# `bayesian_bootstrap` ![test badge](https://travis-ci.org/lmc2179/bayesian_bootstrap.svg?branch=master) [![PyPI version](https://badge.fury.io/py/bayesian_bootstrap.svg)](https://badge.fury.io/py/bayesian_bootstrap)
`bayesian_bootstrap` is a package for Bayesian bootstrapping in Python. For an overview of the Bayesian bootstrap, I highly recommend reading [Rasmus Bååth's writeup](http://www.sumsar.net/blog/2015/04/the-non-parametric-bootstrap-as-a-bayesian-model/). This Python package is similar to his [R package](http://www.sumsar.net/blog/2016/02/bayesboot-an-r-package/).

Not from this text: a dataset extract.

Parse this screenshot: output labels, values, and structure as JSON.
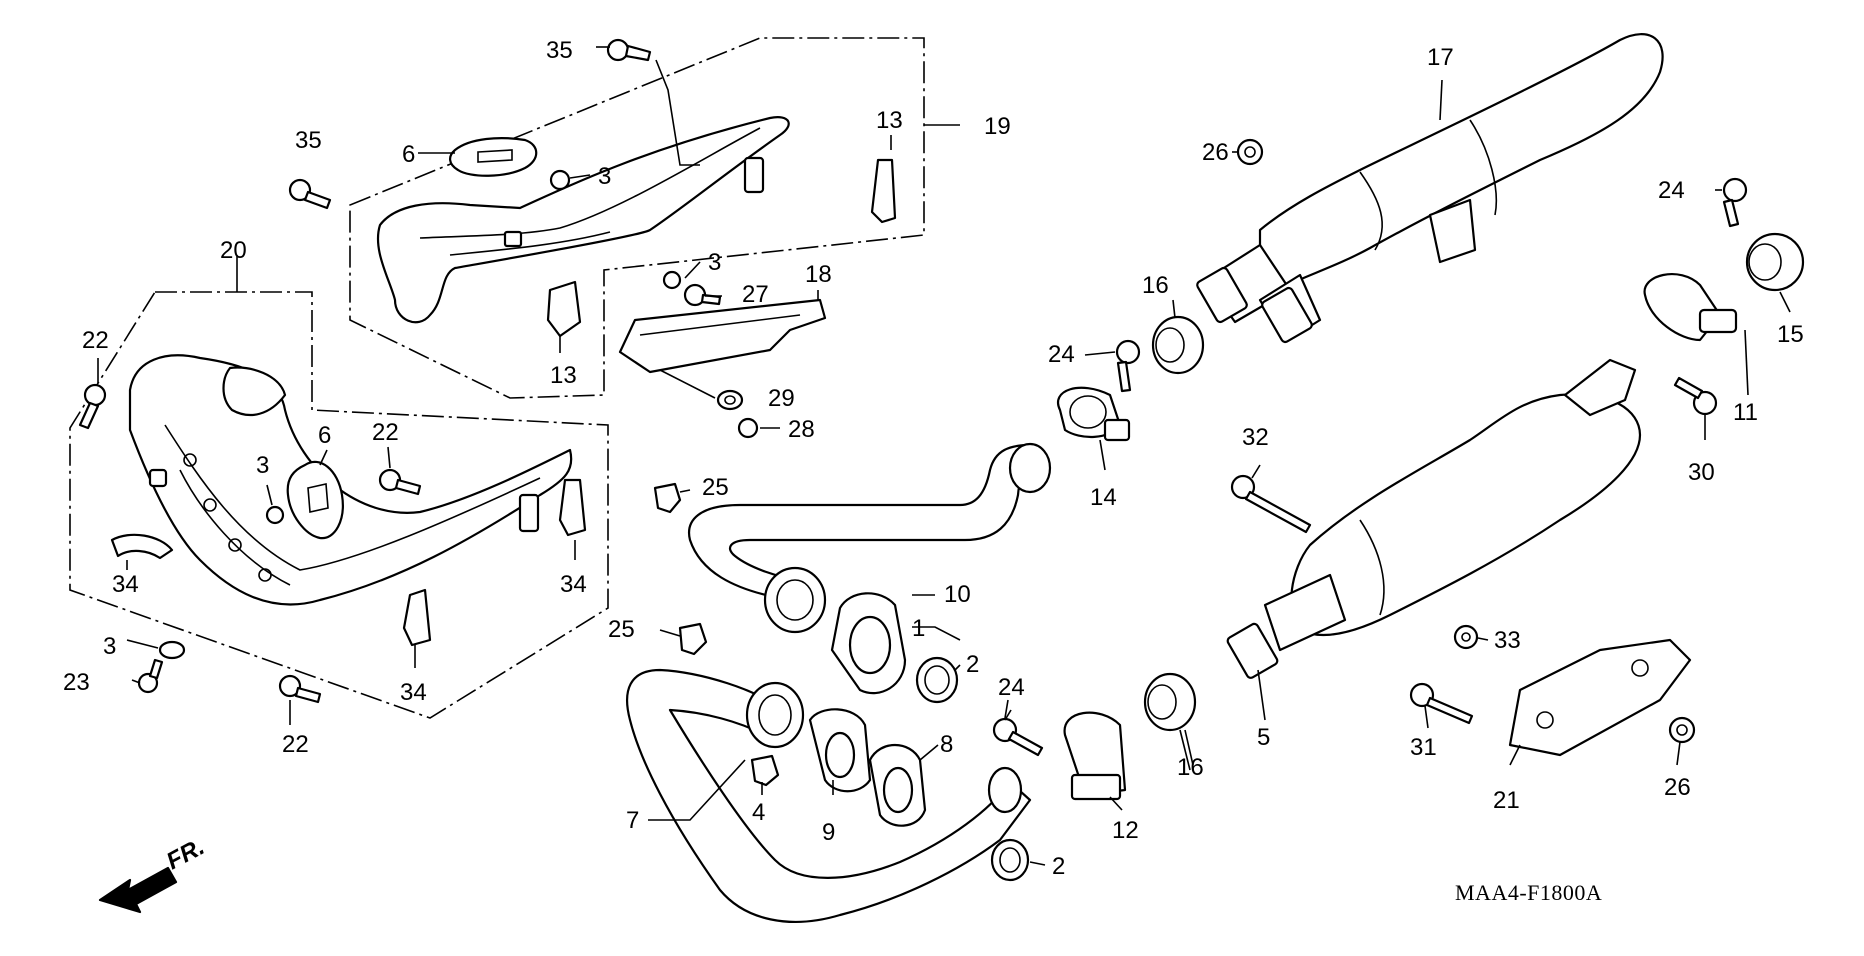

This README contains some examples, below. For the documentation of the package's API, see the [docs](http://htmlpreview.github.io/?https://github.com/lmc2179/bayesian_bootstrap/blob/master/docs/bootstrap_documentation.html).
This package is on pypi - you can install it with `pip install bayesian_bootstrap`.
# Overview of the `bootstrap` module
The main module in the `bayesian_bootstrap` package is the `bootstrap` module. The `bootstrap` module contains tools
for doing approximate bayesian inference using the Bayesian Bootstrap introduced in [Rubin's _The Bayesian Bootstrap_](https://projecteuclid.org/euclid.aos/1176345338).
It contains the following:
* The `mean` and `var` functions, which simulate the posterior distributions of the mean and variance
* The `bayesian_bootstrap` function, which simulates the posterior distribution of an arbitrary statistic
* The `BayesianBootstrapBagging` class, a wrapper allowing users to generate ensembles of regressors/classifiers
using Bayesian Bootstrap resampling. A base class with a scikit-learn like estimator needs to be provided. See also
the `bayesian_bootstrap_regression` function.
* The `central_credible_interval` and `highest_density_interval` functions, which compute credible intervals from
posterior samples.
For more information about the function signatures above, see the examples below or the docstrings of each function/class.
One thing that's worth making clear is the interpretation of the parameters of the `bayesian_bootstrap`, `BayesianBootstrapBagging`, and `bayesian_bootstrap_regression` functions, which all do sampling within each bootstrap replication:
* The number of replications is the number of times the statistic of interested will be replicated. If we think about the classical bootstrap, this is the number of times your dataset is resampled. If we think about it from a bayesian point of view, this is the number of draws from the posterior distribution.
* The resample size is the size of the dataset used to calculate the statistic of interest in each replication. More is better - you'll probably want this to be at least as large as your original dataset.
# Example: Estimating the mean
Let's say that we observe some data points, and we wish to simulate the posterior distribution of their mean.
The following code draws four data points from an exponential distribution:
```
X = np.random.exponential(7, 4)
```
Now, we are going to simulate draws from the posterior of the mean. `bayesian_bootstrap` includes a `mean` function in
the `bootstrap` module that will do this for you.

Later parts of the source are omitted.